Maybe my own survival was worth far, far more than any code I could ever write.
Image via Lucasfilm
The Last Jedi is not interested in providing comfort; it’s here to tell a good story, and good stories are often not particularly comfortable, because they are designed to make you think. I went into The Last Jedi hoping I would find a movie that made me feel powerful, because that was what I thought I needed. Instead, it ripped away my unraveling worldview and in so doing, forced me to build a better one. This isn’t to say that it’s a masterpiece. It’s a movie, and a pretty good one, but it probably didn’t upend most people’s lives the way it did mine.

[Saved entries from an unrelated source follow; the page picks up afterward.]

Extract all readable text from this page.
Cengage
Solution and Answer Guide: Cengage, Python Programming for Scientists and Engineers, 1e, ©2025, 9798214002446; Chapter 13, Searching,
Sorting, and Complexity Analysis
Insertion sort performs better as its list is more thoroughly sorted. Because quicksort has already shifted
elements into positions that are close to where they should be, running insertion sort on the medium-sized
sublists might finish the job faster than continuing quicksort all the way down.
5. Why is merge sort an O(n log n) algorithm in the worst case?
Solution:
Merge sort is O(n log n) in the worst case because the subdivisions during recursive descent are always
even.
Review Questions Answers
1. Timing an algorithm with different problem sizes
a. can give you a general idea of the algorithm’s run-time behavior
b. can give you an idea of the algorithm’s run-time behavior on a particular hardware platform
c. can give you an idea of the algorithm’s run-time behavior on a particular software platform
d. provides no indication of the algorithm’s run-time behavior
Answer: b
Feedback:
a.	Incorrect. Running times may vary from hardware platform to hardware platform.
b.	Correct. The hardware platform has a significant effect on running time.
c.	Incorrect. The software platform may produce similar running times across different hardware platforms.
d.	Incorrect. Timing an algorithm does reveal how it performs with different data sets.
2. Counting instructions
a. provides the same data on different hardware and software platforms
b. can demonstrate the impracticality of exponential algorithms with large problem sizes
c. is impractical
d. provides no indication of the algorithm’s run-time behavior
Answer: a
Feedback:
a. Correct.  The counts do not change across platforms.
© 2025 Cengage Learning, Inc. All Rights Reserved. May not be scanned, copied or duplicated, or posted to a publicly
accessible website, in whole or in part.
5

Fortunately for me, the unique confluence of the movie’s themes and my dire situation led me to the sudden, critical realization that, sooner or later, I would run out of parts of myself to sacrifice at the altar of my dreams. And as I was forced to stop and reevaluate, I could finally see two things: first, that the path I was on was taking me to a cold, dark place, and second, that I could choose to find a different path. It would be scary, and probably difficult, but I could hold tight to myself and my convictions as best I could, while still chasing after the PhD.

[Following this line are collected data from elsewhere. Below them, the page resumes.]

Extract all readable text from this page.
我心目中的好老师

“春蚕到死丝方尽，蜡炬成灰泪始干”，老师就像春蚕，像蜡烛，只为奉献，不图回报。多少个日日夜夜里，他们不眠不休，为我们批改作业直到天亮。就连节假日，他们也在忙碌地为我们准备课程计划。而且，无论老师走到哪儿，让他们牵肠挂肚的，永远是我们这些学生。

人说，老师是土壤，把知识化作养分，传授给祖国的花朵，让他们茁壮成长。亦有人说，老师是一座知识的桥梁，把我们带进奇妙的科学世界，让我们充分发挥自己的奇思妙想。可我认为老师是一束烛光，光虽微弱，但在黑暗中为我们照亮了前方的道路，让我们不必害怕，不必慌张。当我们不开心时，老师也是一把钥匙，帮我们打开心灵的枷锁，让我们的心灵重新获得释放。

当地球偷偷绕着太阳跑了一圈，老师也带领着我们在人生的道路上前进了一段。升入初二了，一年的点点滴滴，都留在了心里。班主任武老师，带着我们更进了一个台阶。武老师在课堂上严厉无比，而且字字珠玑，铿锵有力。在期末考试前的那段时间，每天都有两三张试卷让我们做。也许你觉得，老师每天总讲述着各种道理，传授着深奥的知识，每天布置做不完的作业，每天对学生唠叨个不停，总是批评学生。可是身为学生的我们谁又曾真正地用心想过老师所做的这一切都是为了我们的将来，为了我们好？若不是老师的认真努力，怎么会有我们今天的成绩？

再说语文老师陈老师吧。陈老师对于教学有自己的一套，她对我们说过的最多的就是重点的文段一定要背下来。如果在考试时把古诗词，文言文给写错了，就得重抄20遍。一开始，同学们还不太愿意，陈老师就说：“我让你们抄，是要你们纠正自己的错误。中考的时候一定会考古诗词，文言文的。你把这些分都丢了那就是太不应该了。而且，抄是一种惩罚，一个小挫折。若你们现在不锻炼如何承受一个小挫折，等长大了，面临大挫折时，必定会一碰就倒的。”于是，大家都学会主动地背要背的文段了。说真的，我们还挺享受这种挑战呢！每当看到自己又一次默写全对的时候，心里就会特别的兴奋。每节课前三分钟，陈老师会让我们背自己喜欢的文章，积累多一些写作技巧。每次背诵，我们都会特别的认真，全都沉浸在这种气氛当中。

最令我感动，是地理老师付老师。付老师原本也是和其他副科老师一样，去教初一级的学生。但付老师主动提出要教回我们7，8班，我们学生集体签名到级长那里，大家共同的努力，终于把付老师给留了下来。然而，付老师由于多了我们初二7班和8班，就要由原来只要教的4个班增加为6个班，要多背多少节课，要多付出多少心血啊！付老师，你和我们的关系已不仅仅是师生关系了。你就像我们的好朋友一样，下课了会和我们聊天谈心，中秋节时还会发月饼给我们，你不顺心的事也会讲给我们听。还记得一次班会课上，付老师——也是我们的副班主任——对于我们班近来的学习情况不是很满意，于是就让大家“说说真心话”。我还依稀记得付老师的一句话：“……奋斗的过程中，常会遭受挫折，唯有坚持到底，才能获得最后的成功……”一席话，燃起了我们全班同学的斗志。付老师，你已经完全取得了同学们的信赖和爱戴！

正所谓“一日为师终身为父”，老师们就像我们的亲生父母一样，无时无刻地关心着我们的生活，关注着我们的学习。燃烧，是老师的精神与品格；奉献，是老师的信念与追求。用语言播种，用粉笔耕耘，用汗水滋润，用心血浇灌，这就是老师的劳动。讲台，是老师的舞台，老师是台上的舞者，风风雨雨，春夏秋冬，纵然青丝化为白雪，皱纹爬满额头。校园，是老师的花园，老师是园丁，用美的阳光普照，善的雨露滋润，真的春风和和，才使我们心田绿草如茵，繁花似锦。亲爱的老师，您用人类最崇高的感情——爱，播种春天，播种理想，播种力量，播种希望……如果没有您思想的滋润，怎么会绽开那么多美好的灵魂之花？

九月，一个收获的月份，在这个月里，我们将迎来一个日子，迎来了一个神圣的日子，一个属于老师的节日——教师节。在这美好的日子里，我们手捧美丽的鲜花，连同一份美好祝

Graduate school did not miraculously become easier. In the ensuing five years I would hit several similar dark patches where I couldn’t see any kind of light. But somehow, I never forgot that my survival was more important, at any cost, than anything that anyone ever asked of me. I couldn’t let go of that conviction, even if I couldn’t remember why I had it. So, in some ways, The Last Jedi really did help me get my PhD, and I owe it quite a lot for that.
After all, as Leia says, “Hope is like the sun. If you only believe in it when you can see it, you’ll never make it through the night.”